Estamos atravesando una época de cambios vertiginosos y drásticos. Tantos y tan profundos que las viejas generaciones de los hoy padres y abuelos quedan sorprendidas de la forma de pensar y de la forma de vivir de sus hijos y nietos. Les cuesta trabajo entender su mundo y mentalidad que afecta incluso a lo ético y lo moral. Lo soportan y resisten con resignación. Por encima de todo, son su familia, su descendencia. Valores que fueron cimiento de la convivencia como la estabilidad de la familia, la amistad, la austeridad y la superación ante la adversidad, la honradez, la verdad, la solidaridad y la compasión, la gratuidad…van perdiendo campo y lo va ganando el individualismo, la apariencia, el egoísmo y la egolatría, la mentira, el narcisismo…

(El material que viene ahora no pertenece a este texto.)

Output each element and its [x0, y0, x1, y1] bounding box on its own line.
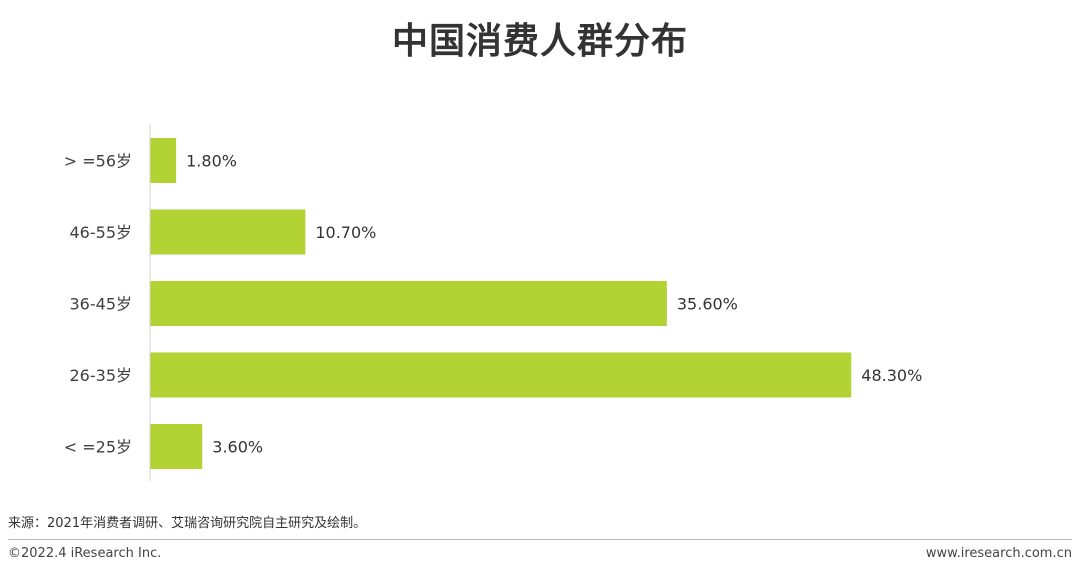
category-label-1: 46-55岁 — [70, 223, 133, 242]
category-label-3: 26-35岁 — [70, 366, 133, 385]
bar-3 — [150, 352, 852, 398]
source-note: 来源：2021年消费者调研、艾瑞咨询研究院自主研究及绘制。 — [8, 516, 367, 531]
bar-2 — [150, 281, 667, 326]
value-label-0: 1.80% — [186, 152, 237, 171]
bar-0 — [150, 138, 177, 183]
category-label-2: 36-45岁 — [70, 295, 133, 314]
website-link[interactable]: www.iresearch.com.cn — [925, 546, 1072, 561]
category-label-0: > =56岁 — [64, 152, 132, 171]
chart-title: 中国消费人群分布 — [391, 21, 688, 62]
value-label-4: 3.60% — [212, 438, 263, 457]
copyright-text: ©2022.4 iResearch Inc. — [8, 546, 162, 561]
bar-chart: > =56岁 1.80% 46-55岁 10.70% 36-45岁 35.60% 26-35… — [64, 124, 922, 481]
value-label-3: 48.30% — [861, 366, 922, 385]
bar-4 — [150, 424, 203, 469]
value-label-1: 10.70% — [315, 223, 376, 242]
value-label-2: 35.60% — [677, 295, 738, 314]
bar-1 — [150, 209, 306, 255]
footer-divider — [8, 539, 1072, 540]
category-label-4: < =25岁 — [64, 438, 132, 457]
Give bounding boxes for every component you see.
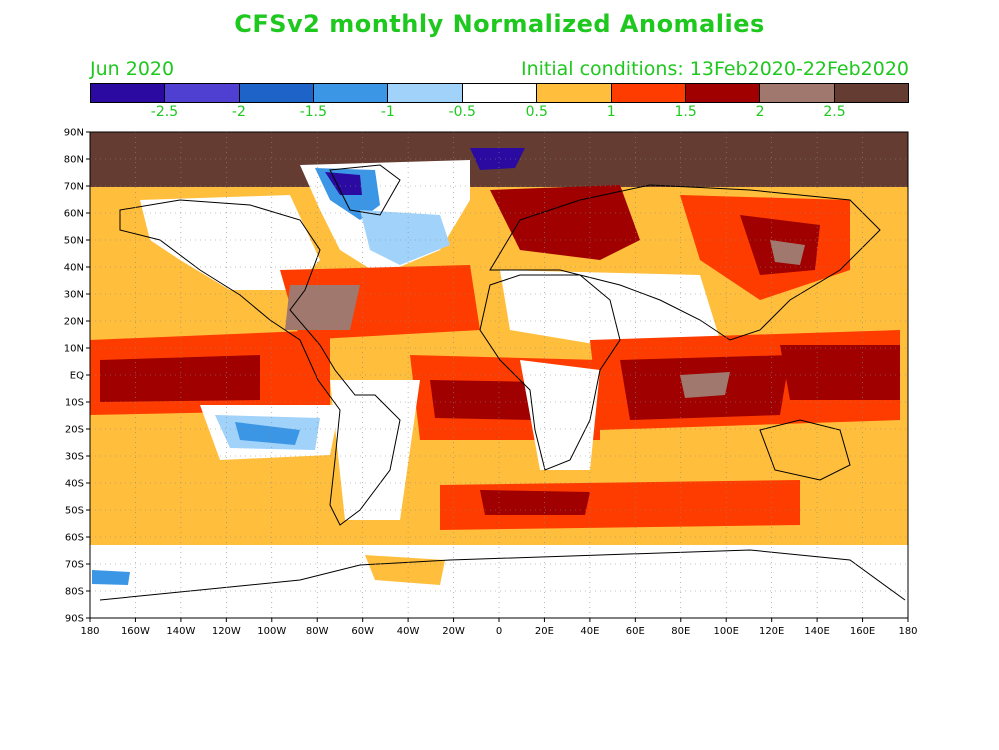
asia-extreme [770, 240, 805, 265]
lon-label: 140E [804, 626, 829, 637]
legend-swatch [461, 84, 537, 102]
legend-swatch [610, 84, 685, 102]
lat-label: 80S [65, 587, 84, 598]
dotted-grid [90, 132, 908, 618]
legend-swatch [91, 84, 165, 102]
lon-label: 0 [496, 626, 502, 637]
lat-label: 70N [64, 182, 84, 193]
africa-outline [479, 274, 621, 471]
lat-label: 60S [65, 533, 84, 544]
svalbard-cold [470, 148, 525, 170]
antarctica-outline [99, 549, 906, 601]
lon-label: 100E [714, 626, 739, 637]
lat-label: 20S [65, 425, 84, 436]
lat-label: 20N [64, 317, 84, 328]
legend-label: 1 [606, 104, 616, 120]
lat-label: 10S [65, 398, 84, 409]
southern-ocean-very-warm [480, 490, 590, 515]
lon-label: 40W [397, 626, 420, 637]
forecast-month: Jun 2020 [90, 58, 175, 80]
caribbean-extreme [285, 285, 360, 330]
lon-label: 160W [121, 626, 150, 637]
lat-label: 30S [65, 452, 84, 463]
longitude-labels: 180 160W 140W 120W 100W 80W 60W 40W 20W 0 20E 40E 60… [80, 626, 917, 637]
lon-label: 60E [626, 626, 645, 637]
north-america-neutral [140, 195, 320, 290]
initial-conditions: Initial conditions: 13Feb2020-22Feb2020 [521, 58, 909, 80]
southern-africa-neutral [520, 360, 600, 470]
sahara-neutral [500, 270, 720, 345]
lat-label: 90S [65, 614, 84, 625]
lon-label: 20E [535, 626, 554, 637]
australia-outline [759, 419, 851, 481]
legend-label: -2 [231, 104, 246, 120]
lon-label: 100W [257, 626, 286, 637]
legend-label: 0.5 [525, 104, 548, 120]
lat-label: 70S [65, 560, 84, 571]
eurasia-outline [489, 184, 881, 341]
map-title: CFSv2 monthly Normalized Anomalies [234, 10, 765, 38]
lon-label: 180 [80, 626, 99, 637]
lat-label: 90N [64, 128, 84, 139]
legend-label: -0.5 [448, 104, 476, 120]
lon-label: 60W [351, 626, 374, 637]
lat-label: 50N [64, 236, 84, 247]
lat-label: 60N [64, 209, 84, 220]
latitude-labels: 90N 80N 70N 60N 50N 40N 30N 20N 10N EQ 10S 20S 30S 40… [64, 128, 84, 625]
legend-label: -1.5 [299, 104, 328, 120]
legend-label: 2 [755, 104, 765, 120]
lat-label: 10N [64, 344, 84, 355]
lon-label: 40E [580, 626, 599, 637]
lon-label: 180 [898, 626, 917, 637]
tropical-pacific-very-warm [100, 355, 260, 402]
west-pacific-very-warm [780, 345, 900, 400]
legend-swatch [313, 84, 388, 102]
lat-label: 40N [64, 263, 84, 274]
lon-label: 120E [759, 626, 784, 637]
lon-label: 160E [850, 626, 875, 637]
legend-label: 1.5 [674, 104, 697, 120]
europe-warm [490, 185, 640, 260]
south-atlantic-very-warm [430, 380, 540, 420]
legend-swatch [164, 84, 239, 102]
legend-labels: -2.5 -2 -1.5 -1 -0.5 0.5 1 1.5 2 2.5 [90, 104, 909, 122]
lat-label: 50S [65, 506, 84, 517]
legend-swatch [387, 84, 462, 102]
lon-label: 140W [166, 626, 195, 637]
antarctic-warm-patch [365, 555, 445, 585]
south-pacific-cold [235, 422, 300, 445]
lon-label: 80E [671, 626, 690, 637]
indian-ocean-extreme [680, 372, 730, 398]
color-legend [90, 83, 909, 103]
axis-ticks [86, 131, 909, 622]
south-america-neutral [330, 380, 420, 520]
americas-outline [119, 199, 401, 526]
lon-label: 80W [306, 626, 329, 637]
labrador-cold [360, 210, 450, 265]
coastlines [99, 164, 906, 601]
lat-label: 40S [65, 479, 84, 490]
legend-label: 2.5 [823, 104, 846, 120]
greenland-outline [329, 164, 401, 216]
legend-swatch [833, 84, 908, 102]
lon-label: 120W [212, 626, 241, 637]
legend-label: -2.5 [150, 104, 179, 120]
legend-swatch [759, 84, 834, 102]
legend-swatch [238, 84, 314, 102]
legend-swatch [684, 84, 760, 102]
legend-swatch [536, 84, 611, 102]
antarctic-cold-patch [92, 570, 130, 585]
lon-label: 20W [442, 626, 465, 637]
lat-label: 30N [64, 290, 84, 301]
lat-label: 80N [64, 155, 84, 166]
legend-label: -1 [380, 104, 395, 120]
lat-label: EQ [70, 371, 84, 382]
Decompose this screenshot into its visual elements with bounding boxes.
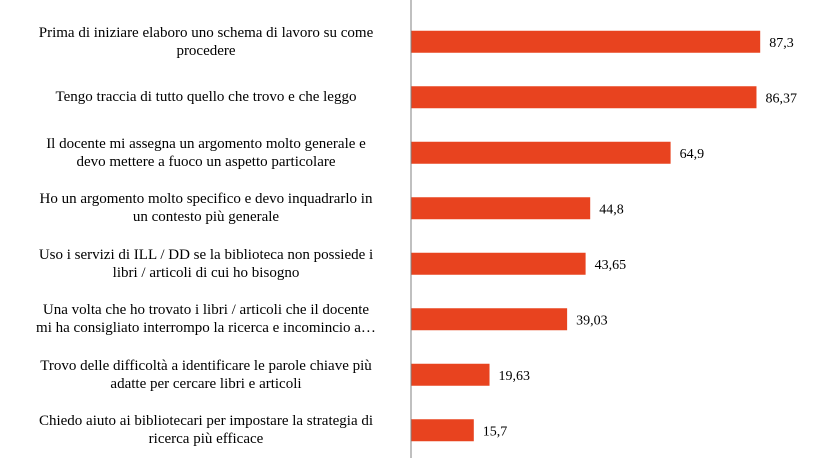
category-label-3: Il docente mi assegna un argomento molto…	[46, 135, 366, 170]
bar-6	[411, 308, 568, 331]
value-label-5: 43,65	[595, 258, 627, 273]
category-label-5: Uso i servizi di ILL / DD se la bibliote…	[38, 246, 374, 281]
category-label-4: Ho un argomento molto specifico e devo i…	[39, 191, 373, 226]
category-label-1: Prima di iniziare elaboro uno schema di …	[38, 24, 374, 59]
bar-2	[411, 86, 757, 109]
bar-5	[411, 252, 586, 275]
value-label-7: 19,63	[499, 369, 531, 384]
bar-1	[411, 30, 761, 53]
value-labels-group: 87,3 86,37 64,9 44,8 43,65 39,03 19,63 15,7	[483, 36, 797, 440]
value-label-1: 87,3	[769, 36, 794, 51]
category-label-2: Tengo traccia di tutto quello che trovo …	[55, 89, 357, 106]
bars-group	[411, 30, 761, 442]
category-label-6: Una volta che ho trovato i libri / artic…	[36, 302, 376, 337]
bar-3	[411, 141, 671, 164]
value-label-4: 44,8	[599, 202, 624, 217]
bar-4	[411, 197, 591, 220]
value-label-2: 86,37	[765, 91, 797, 106]
value-label-3: 64,9	[680, 147, 705, 162]
value-label-8: 15,7	[483, 424, 508, 439]
bar-8	[411, 419, 474, 442]
value-label-6: 39,03	[576, 313, 608, 328]
bar-7	[411, 363, 490, 386]
category-label-7: Trovo delle difficoltà a identificare le…	[40, 357, 372, 392]
category-label-8: Chiedo aiuto ai bibliotecari per imposta…	[38, 413, 374, 448]
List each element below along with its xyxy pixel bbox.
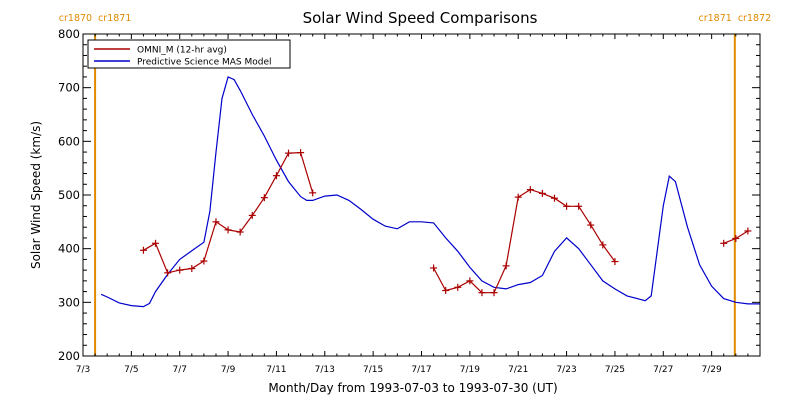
x-tick-label: 7/3: [76, 365, 90, 375]
x-tick-label: 7/23: [556, 365, 576, 375]
chart-title: Solar Wind Speed Comparisons: [303, 9, 538, 27]
legend-box: [87, 39, 291, 69]
x-tick-label: 7/9: [221, 365, 236, 375]
y-tick-label: 800: [58, 27, 80, 41]
omni-point: [442, 287, 450, 295]
omni-point: [152, 239, 160, 247]
x-axis-title: Month/Day from 1993-07-03 to 1993-07-30 …: [268, 381, 557, 395]
omni-point: [538, 189, 546, 197]
x-tick-label: 7/21: [508, 365, 528, 375]
legend-label: OMNI_M (12-hr avg): [137, 46, 227, 56]
omni-point: [176, 266, 184, 274]
omni-point: [200, 257, 208, 265]
series-lines: [100, 76, 760, 308]
omni-point: [575, 202, 583, 210]
omni-point: [212, 218, 220, 226]
omni-point: [599, 241, 607, 249]
omni-point: [248, 211, 256, 219]
x-tick-label: 7/17: [411, 365, 431, 375]
omni-point: [139, 246, 147, 254]
omni-line: [143, 151, 314, 274]
omni-point: [732, 234, 740, 242]
x-tick-label: 7/7: [172, 365, 186, 375]
omni-point: [236, 228, 244, 236]
omni-point: [478, 289, 486, 297]
omni-point: [297, 149, 305, 157]
plot-area-frame: [82, 33, 761, 357]
x-tick-label: 7/13: [315, 365, 335, 375]
omni-point: [550, 194, 558, 202]
x-tick-label: 7/25: [605, 365, 625, 375]
omni-point: [611, 258, 619, 266]
omni-point: [430, 264, 438, 272]
omni-point: [526, 186, 534, 194]
mas-model-line: [100, 76, 760, 308]
carrington-label: cr1871: [699, 13, 732, 24]
omni-point: [502, 262, 510, 270]
x-tick-label: 7/5: [124, 365, 138, 375]
x-tick-label: 7/27: [653, 365, 673, 375]
x-tick-label: 7/11: [266, 365, 286, 375]
omni-point: [272, 172, 280, 180]
omni-line: [433, 188, 616, 294]
omni-point: [466, 277, 474, 285]
omni-point: [309, 189, 317, 197]
y-tick-label: 200: [58, 349, 80, 363]
y-axis-title: Solar Wind Speed (km/s): [29, 121, 43, 269]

En la misma sociedad hablamos mucho de renovación, de bienestar, de derechos humanos, de igualdad y libertad, pero a la vista está que es más fácil destruir, dividir, enfrentarse que buscar acuerdos y consensos con los que piensan de manera distinta. En el parlamento español queda demostrado estos días. Ya que citan, unos y otros, tanto al Papa, debieran de aceptar su consejo de la necesidad de lograr entre ellos al menos una “amistad social”. Lo de la fraternidad por ahora es imposible.
En el evangelio del próximo domingo se nos recuerda cuál es lo esencial de nuestra religión: amar a Dios y al prójimo. No es baladí. Sin amor no puede vivir, ni en casa ni en la calle. Vale también para la vida social. La falta de amor nos va deshumanizando y hará imposible hacer frente a las verdaderas necesidades sociales.